Un voyage dont le but serait tout simplement l’homme moderne, et ce, indépendamment du lieu où il se trouve, car Homo sapiens, cette espèce dont nous faisons partie, est actuellement à l’aube de sa disparition.

En effet, l’homme occidental, après avoir tué le Père dans les Cieux au siècle des Lumières, veut, à l’ère de l’informatique, devenir un dieu sur Terre, c’est-à-dire celui qui possèdera Gaïa, la mère de tous. Ce complexe d’Œdipe récurrent prend ses sources dans le matériel, dès que les connaissances technologiques ouvrent la possibilité de prolonger la vie et d’acquérir des performances accrues.

Le cycle est séculaire. L’électricité du début du XIX°s est à l’origine du livre « Frankenstein » (1818), et l’automatique du XX°s confirmera la pièce de théâtre de K. Čapek, « R.U.R » (1920). L’informatique, prolongement de ces deux disciplines, alimente à son tour le désir en début de ce XXI°s, sous le vocable de transhumanisme. Les trois exemples ci-dessous illustrent ce terme.

  • La capture de mouvement a rendu immortel le groupe ABBA, qui maintenant se produit en concert de façon virtuelle (ironie du sort, « Abba » est le mot réservé par Jésus-Christ pour s’adresser à Dieu, il veut dire « Père » en hébreu, אבא).
  • L’intelligence artificielle et la robotique ont offert au Professeur Hiroshi Ishiguro son Gemenoid, un androïde à son image.
  • L’implant cérébral de Caltech a permis à Erik Sorto, tétraplégique, d’utiliser un bras robotisé.

La technologie peut alors offrir à l’homme du futur :

  • la mediumnité, en communiquant avec des avatars virtuels de personnes décédées, qui réagissent comme l’auraient fait les défunts ;
  • l’ubiquité, en utilisant en même temps, des Gemenoid dans plusieurs endroits ;
  • la régénération, en remplaçant l’organe détruit par un périphérique robotisé (bras, jambes, etc.).

Ces trois capacités sont à rapprocher, dans l’ordre, de l’omniscience, l’omniprésence et l’omnipotence, soit les trois qualités de Dieu.

Comme avec Faust, devenir un dieu sur Terre réclame une contrepartie : ici, céder sa nature humaine de chair et d’os, pour devenir un objet et ainsi résister au temps, comme le souligne Jacques Attali. Or, d’après les témoignages des personnes ayant eu une expérience de mort imminente (EMI), il existe une vie après la mort, qui d’après leur description, ne connaît pas la douleur et baigne dans l’amour. D’où, est-ce que vouloir rester à tout prix sur Terre, en troquant son corps contre un amalgame biologique et technologique, ne serait pas une façon de vendre son âme au diable ?

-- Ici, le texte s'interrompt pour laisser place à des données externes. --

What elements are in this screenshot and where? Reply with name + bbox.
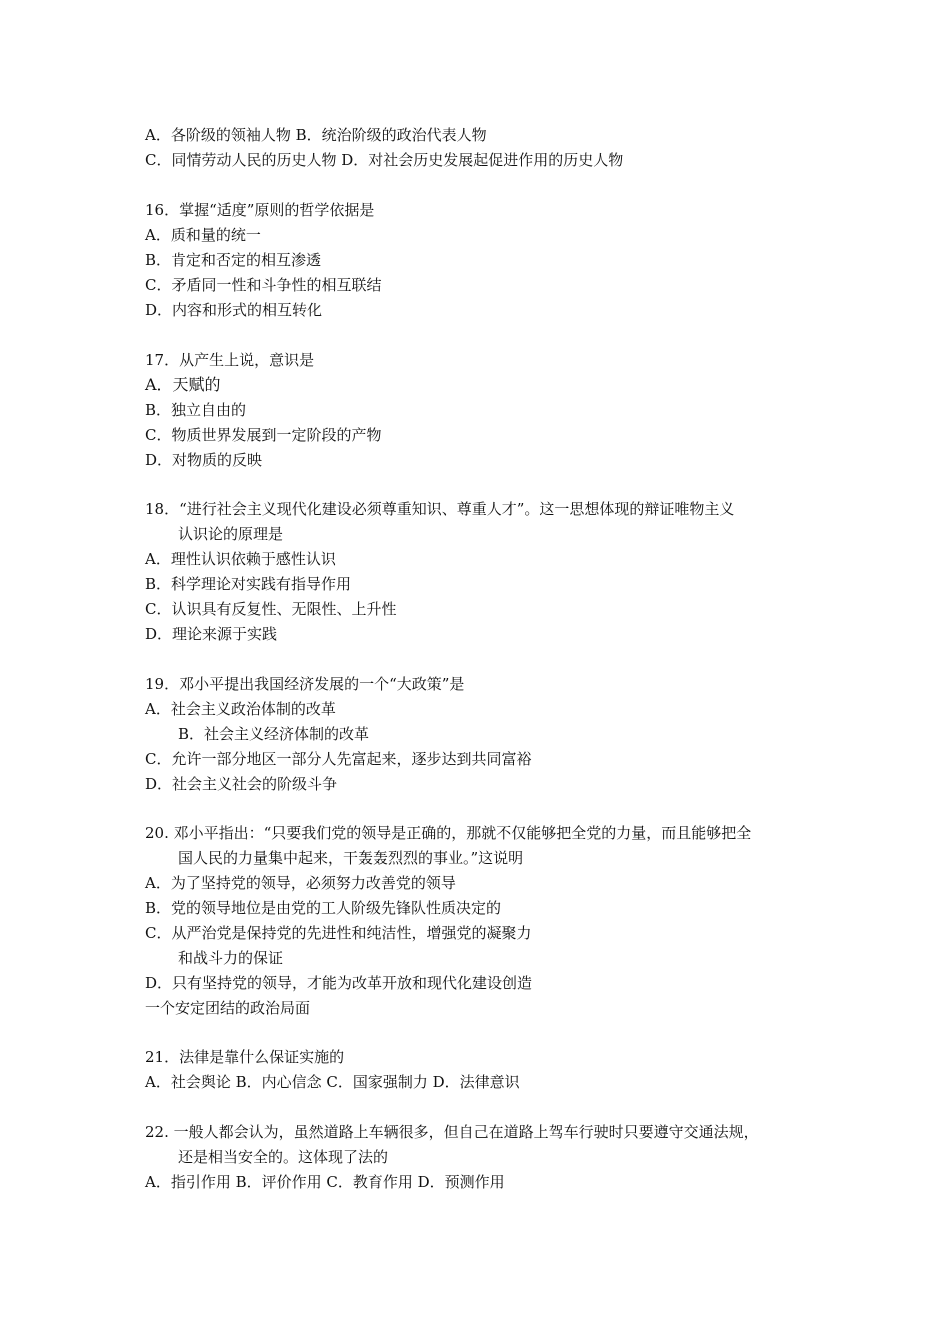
q19-stem: 19．邓小平提出我国经济发展的一个“大政策”是 — [145, 675, 465, 693]
q20-option-d-line2: 一个安定团结的政治局面 — [145, 999, 311, 1017]
q19-option-a: A．社会主义政治体制的改革 — [145, 700, 336, 718]
q22-options: A．指引作用 B．评价作用 C．教育作用 D．预测作用 — [145, 1173, 505, 1191]
q17-option-c: C．物质世界发展到一定阶段的产物 — [145, 426, 382, 444]
q16-stem: 16．掌握“适度”原则的哲学依据是 — [145, 201, 375, 219]
q17-option-a: A．天赋的 — [145, 375, 221, 394]
q17-option-d: D．对物质的反映 — [145, 451, 263, 469]
q19-option-d: D．社会主义社会的阶级斗争 — [145, 775, 338, 793]
q20-stem-line2: 国人民的力量集中起来，干轰轰烈烈的事业。”这说明 — [178, 849, 524, 867]
q16-option-a: A．质和量的统一 — [145, 226, 261, 244]
q17-stem: 17．从产生上说，意识是 — [145, 351, 315, 369]
q19-option-c: C．允许一部分地区一部分人先富起来，逐步达到共同富裕 — [145, 750, 532, 768]
q16-option-c: C．矛盾同一性和斗争性的相互联结 — [145, 276, 382, 294]
q15-options-ab: A．各阶级的领袖人物 B．统治阶级的政治代表人物 — [145, 126, 487, 144]
q16-option-d: D．内容和形式的相互转化 — [145, 301, 323, 319]
q18-stem-line1: 18．“进行社会主义现代化建设必须尊重知识、尊重人才”。这一思想体现的辩证唯物主义 — [145, 500, 735, 518]
q21-stem: 21．法律是靠什么保证实施的 — [145, 1048, 345, 1066]
q18-stem-line2: 认识论的原理是 — [178, 525, 284, 543]
q18-option-d: D．理论来源于实践 — [145, 625, 278, 643]
q18-option-c: C．认识具有反复性、无限性、上升性 — [145, 600, 397, 618]
q21-options: A．社会舆论 B．内心信念 C．国家强制力 D．法律意识 — [145, 1073, 520, 1091]
q20-option-c-line1: C．从严治党是保持党的先进性和纯洁性，增强党的凝聚力 — [145, 924, 532, 942]
q18-option-a: A．理性认识依赖于感性认识 — [145, 550, 336, 568]
q18-option-b: B．科学理论对实践有指导作用 — [145, 575, 352, 593]
q19-option-b: B．社会主义经济体制的改革 — [178, 725, 370, 743]
q20-option-c-line2: 和战斗力的保证 — [178, 949, 284, 967]
q22-stem-line2: 还是相当安全的。这体现了法的 — [178, 1148, 389, 1166]
q17-option-b: B．独立自由的 — [145, 401, 247, 419]
q20-option-a: A．为了坚持党的领导，必须努力改善党的领导 — [145, 874, 456, 892]
q20-option-b: B．党的领导地位是由党的工人阶级先锋队性质决定的 — [145, 899, 502, 917]
q16-option-b: B．肯定和否定的相互渗透 — [145, 251, 322, 269]
q22-stem-line1: 22. 一般人都会认为，虽然道路上车辆很多，但自己在道路上驾车行驶时只要遵守交通法规， — [145, 1123, 759, 1141]
q15-options-cd: C．同情劳动人民的历史人物 D．对社会历史发展起促进作用的历史人物 — [145, 151, 624, 169]
q20-stem-line1: 20. 邓小平指出：“只要我们党的领导是正确的，那就不仅能够把全党的力量，而且能够把全 — [145, 824, 752, 842]
q20-option-d-line1: D．只有坚持党的领导，才能为改革开放和现代化建设创造 — [145, 974, 533, 992]
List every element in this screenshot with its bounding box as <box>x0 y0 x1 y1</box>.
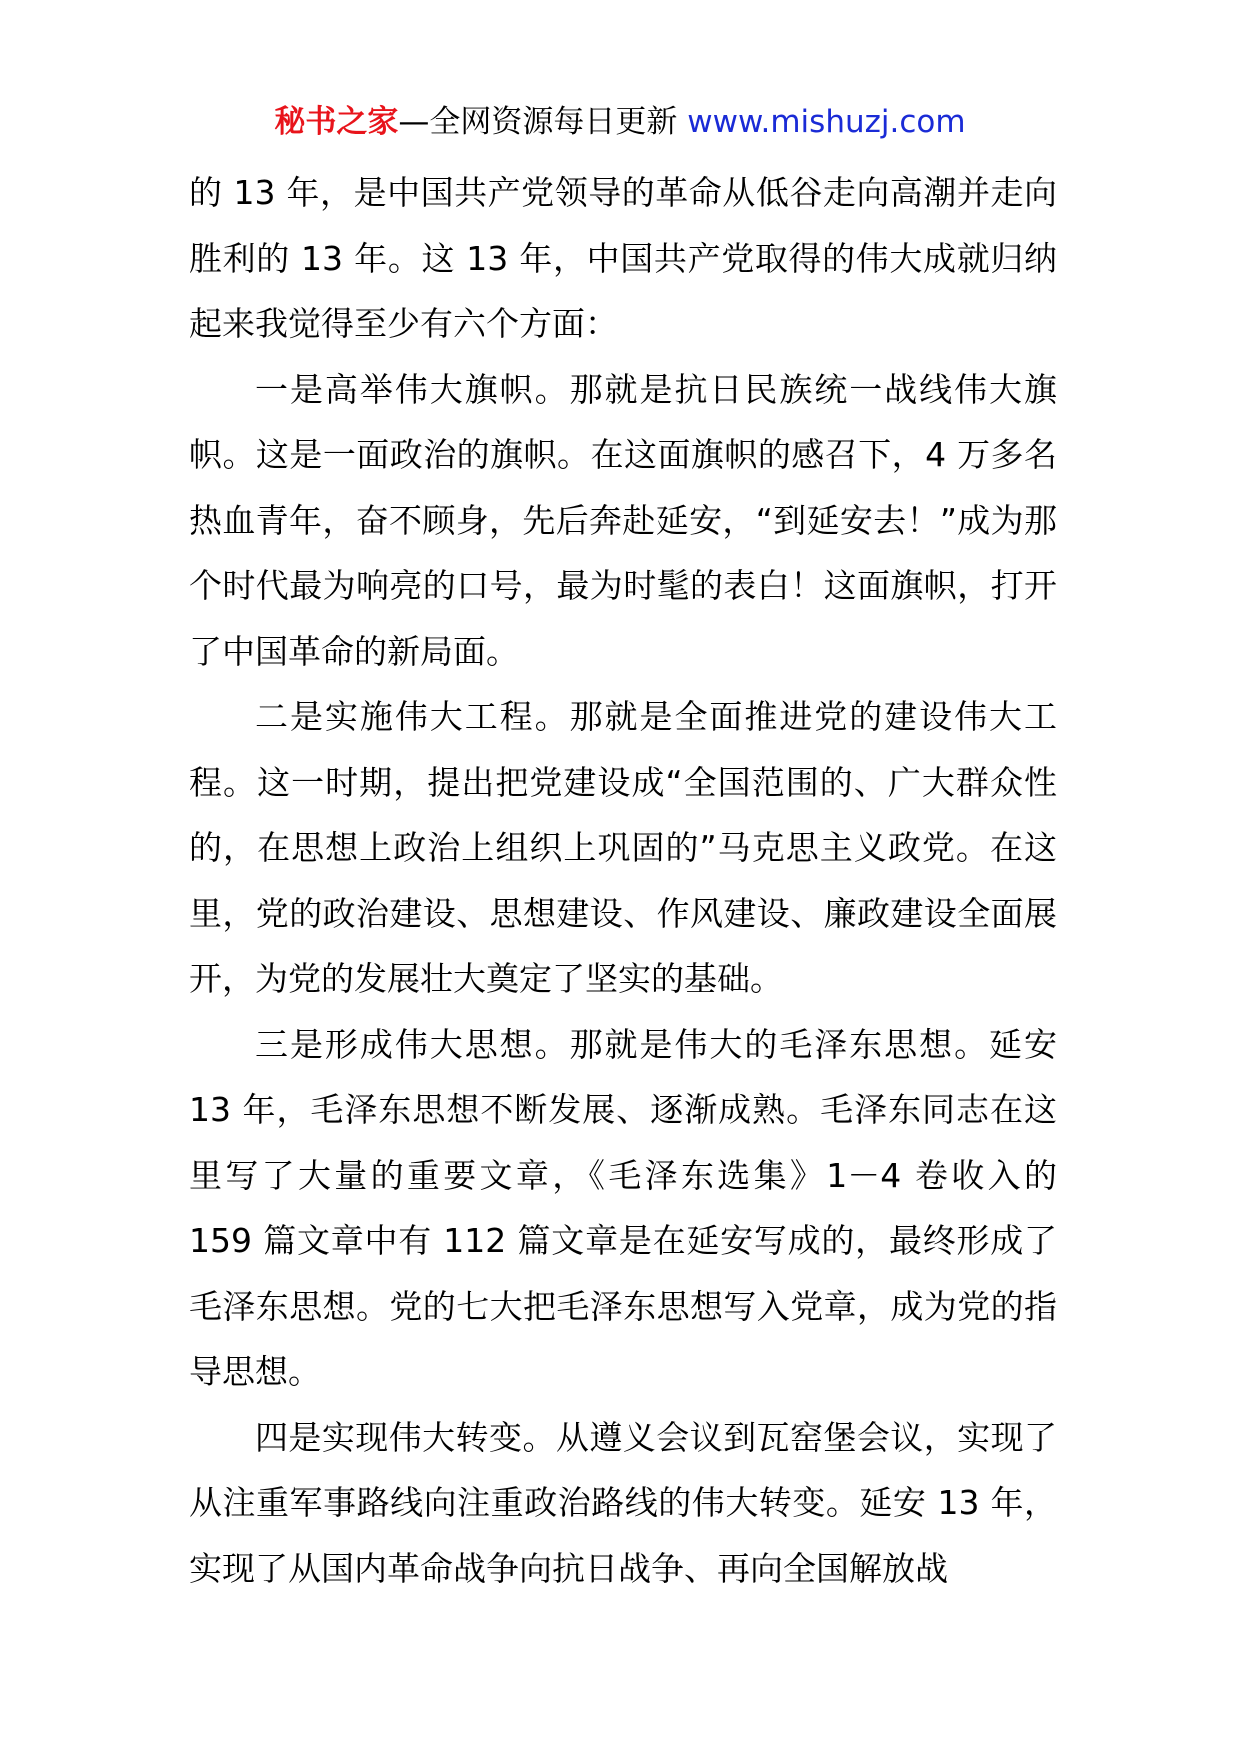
site-brand: 秘书之家 <box>274 104 399 140</box>
paragraph-point-two: 二是实施伟大工程。那就是全面推进党的建设伟大工程。这一时期，提出把党建设成“全国范围的、广大群众性的，在思想上政治上组织上巩固的”马克思主义政党。在这里，党的政治建设、思想建设、作风建设、廉政建设全面展开，为党的发展壮大奠定了坚实的基础。 <box>189 697 1057 998</box>
site-header <box>0 102 1240 142</box>
paragraph-intro: 的 13 年，是中国共产党领导的革命从低谷走向高潮并走向胜利的 13 年。这 13 年，中国共产党取得的伟大成就归纳起来我觉得至少有六个方面： <box>189 173 1057 343</box>
site-tagline: —全网资源每日更新 <box>398 104 688 140</box>
document-body <box>189 160 1057 1601</box>
paragraph-point-four: 四是实现伟大转变。从遵义会议到瓦窑堡会议，实现了从注重军事路线向注重政治路线的伟大转变。延安 13 年，实现了从国内革命战争向抗日战争、再向全国解放战 <box>189 1417 1057 1588</box>
paragraph-point-one: 一是高举伟大旗帜。那就是抗日民族统一战线伟大旗帜。这是一面政治的旗帜。在这面旗帜的感召下，4 万多名热血青年，奋不顾身，先后奔赴延安，“到延安去！”成为那个时代最为响亮的口号，最为时髦的表白！这面旗帜，打开了中国革命的新局面。 <box>189 369 1057 671</box>
paragraph-point-three: 三是形成伟大思想。那就是伟大的毛泽东思想。延安 13 年，毛泽东思想不断发展、逐渐成熟。毛泽东同志在这里写了大量的重要文章，《毛泽东选集》1－4 卷收入的 159 篇文章中有 112 篇文章是在延安写成的，最终形成了毛泽东思想。党的七大把毛泽东思想写入党章，成为党的指导思想。 <box>189 1024 1057 1391</box>
site-url-link[interactable]: www.mishuzj.com <box>687 104 966 140</box>
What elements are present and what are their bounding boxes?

En tout état de cause, le transhumanisme devient une réalité. Il ancre encore plus l’humanité dans le matérialisme, et toutes les puissances industrielles s’y intéressent. Nous assistons à une course à l’avènement du premier nouvel homme. Sera-t-il un cyborg made in USA ou un androïde made in Japan ? La réponse nous sera donnée au cours de ce siècle.

Ainsi armé, Homo Deus, comme le nomme Yuval Noah Harari, aura un avantage extraordinaire sur l’homo sapiens. L’évolution étant régie par la loi du plus fort, homo sapiens, tel que nous le connaissons aujourd’hui, disparaitra probablement. D’ailleurs, des utérus artificiels sont en cours d’étude. La procréation naturelle sera remplacée par la production industrielle. Cependant, il est fort à parier que la sagesse manquera au nouvel homme, qui préférera utiliser ses nouvelles capacités pour renforcer son ego. Non, Homo Deus ne sera pas Dieu, mais, juste un démiurge.

Peu importe l’orientation que suivra l’humanité. « Aller à la rencontre des hommes », telle est la raison de ce voyage, juste un echo à un ancien philosophe qui entre 400 et 300 av J.C. répondait, une lanterne à la main en pleine journée, à tous ceux qui lui demandaient ce qu’il faisait : « Je cherche un homme ». Lui en cherchait un bon et sage, moi, simplement ceux qui veulent se déconnecter de leur smartphone, ou qui le sont déjà.